I've got syphilitic hetro friends in every part of town
I don't hate them but I know them, I don't want them hanging around
I won't roll my bones for every little girl who gets on down

Medicine also make a brief bar room appearance in the film and they’re fine, but I find their ‘Time baby III’ a little on the polite side although it is neat hearing Elizabeth Fraser on guest vocals. The final track is Jane Siberry’s ‘It Can’t Rain All The Time’ and as I’m a positive kind of guy, I’ll leave it there, other than to say judging by the title she certainly didn’t grow up in West Wales.

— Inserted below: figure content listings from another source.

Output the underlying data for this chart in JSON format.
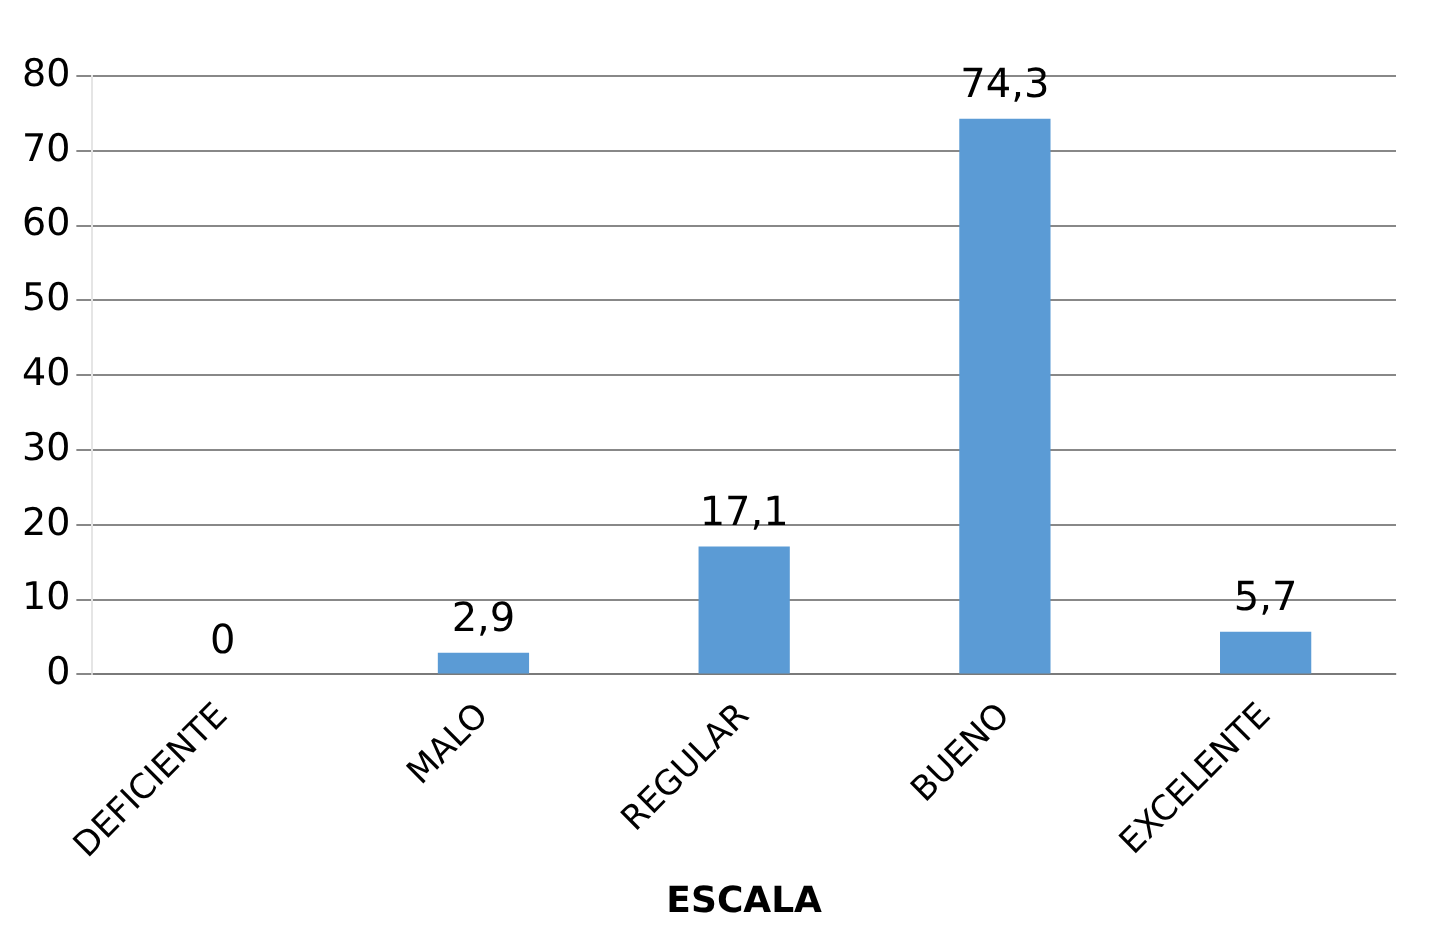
{
  "chart_data": {
    "type": "bar",
    "xlabel": "ESCALA",
    "categories": [
      "DEFICIENTE",
      "MALO",
      "REGULAR",
      "BUENO",
      "EXCELENTE"
    ],
    "values": [
      0,
      2.9,
      17.1,
      74.3,
      5.7
    ],
    "value_labels": [
      "0",
      "2,9",
      "17,1",
      "74,3",
      "5,7"
    ],
    "color": "#5b9bd5",
    "ylim": [
      0,
      80
    ],
    "yticks": [
      0,
      10,
      20,
      30,
      40,
      50,
      60,
      70,
      80
    ],
    "grid": "y"
  }
}
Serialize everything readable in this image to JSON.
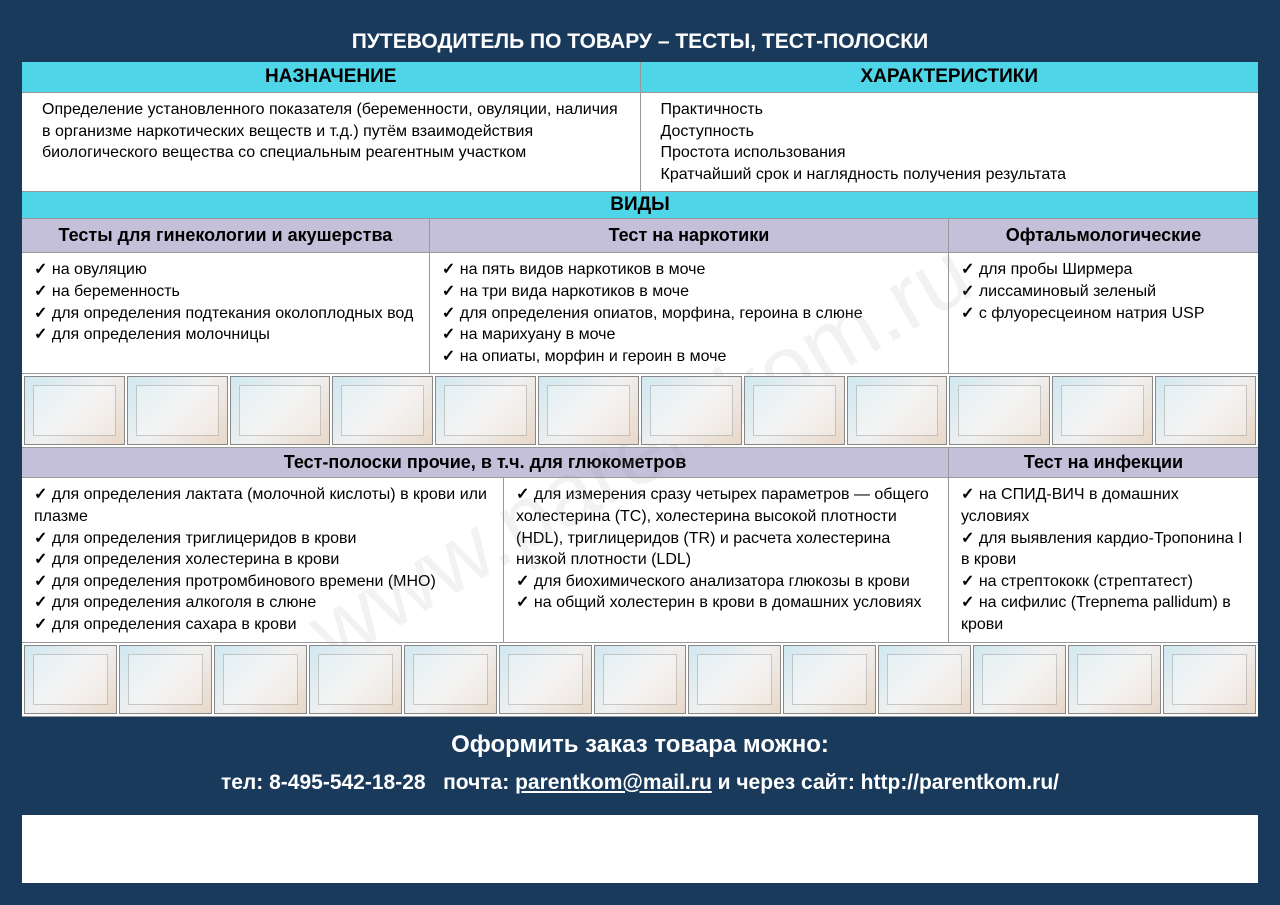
{
  "colors": {
    "dark_blue": "#1a3a5c",
    "cyan": "#4fd5e8",
    "lavender": "#c5c0da",
    "white": "#ffffff",
    "text": "#000000",
    "border": "#999999"
  },
  "title": "ПУТЕВОДИТЕЛЬ ПО ТОВАРУ – ТЕСТЫ, ТЕСТ-ПОЛОСКИ",
  "top_headers": {
    "left": "НАЗНАЧЕНИЕ",
    "right": "ХАРАКТЕРИСТИКИ"
  },
  "purpose_text": "Определение установленного показателя (беременности, овуляции, наличия в организме наркотических веществ и т.д.) путём взаимодействия биологического вещества со специальным реагентным участком",
  "characteristics": [
    "Практичность",
    "Доступность",
    "Простота использования",
    "Кратчайший срок и наглядность получения результата"
  ],
  "types_header": "ВИДЫ",
  "categories1": {
    "gyneco": {
      "title": "Тесты для гинекологии и акушерства",
      "items": [
        "на овуляцию",
        "на беременность",
        "для определения подтекания околоплодных вод",
        "для определения молочницы"
      ]
    },
    "drugs": {
      "title": "Тест на наркотики",
      "items": [
        "на пять видов наркотиков в моче",
        "на три вида наркотиков в моче",
        "для определения опиатов, морфина, героина в слюне",
        "на марихуану в моче",
        "на опиаты, морфин и героин в моче"
      ]
    },
    "ophthal": {
      "title": "Офтальмологические",
      "items": [
        "для пробы Ширмера",
        "лиссаминовый зеленый",
        "с флуоресцеином натрия USP"
      ]
    }
  },
  "categories2": {
    "strips": {
      "title": "Тест-полоски прочие, в т.ч. для глюкометров",
      "col1": [
        "для определения лактата (молочной кислоты) в крови или плазме",
        "для определения триглицеридов в крови",
        "для определения холестерина в крови",
        "для определения протромбинового времени (МНО)",
        "для определения алкоголя в слюне",
        "для определения сахара в крови"
      ],
      "col2": [
        "для измерения сразу четырех параметров — общего холестерина (TC), холестерина высокой плотности (HDL), триглицеридов (TR) и расчета холестерина низкой плотности (LDL)",
        "для биохимического анализатора глюкозы в крови",
        "на общий холестерин в крови в домашних условиях"
      ]
    },
    "infections": {
      "title": "Тест на инфекции",
      "items": [
        "на СПИД-ВИЧ в домашних условиях",
        "для выявления кардио-Тропонина I в крови",
        "на стрептококк (стрептатест)",
        "на сифилис (Trepnema pallidum) в крови"
      ]
    }
  },
  "product_strip1_count": 12,
  "product_strip2_count": 13,
  "footer": {
    "line1": "Оформить заказ товара можно:",
    "tel_label": "тел:",
    "tel": "8-495-542-18-28",
    "mail_label": "почта:",
    "mail": "parentkom@mail.ru",
    "site_label": "и через сайт:",
    "site": "http://parentkom.ru/"
  },
  "watermark": "www.parentkom.ru"
}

Fluffy gothic bunny-wunny of doom

So there’s The Crow for ya. Despite a couple of clunkers it is mostly a very good LP indeed. Just the ticket for those times when you fancy yourself as a whiplash-thin, black leather clad, lustrous-haired, revenge-driven creature of the night. Which as a non-whiplash thin, pyjama-clad, balding, harassed wage slave is surprisingly often.

Now I’m off out to play in the sunshine.

1072 Down.

*unlike your humble correspondent, who grows measurably better looking with each passing day.

**as voted for by readers of Screen Meanie magazine.

^totally passed me and my girlfriend by at the time, maybe that’s why she knew no better than to marry me.

^^which is every connoisseur’s choice as worst of the LWNGC franchise.

^*along with the Lost In Translation soundtrack I crave with every fibre of my being, which also has the Jesus And Mary Chain on it.

*^AKA that track I always say ‘what’s this track?’ whenever they start to play it live.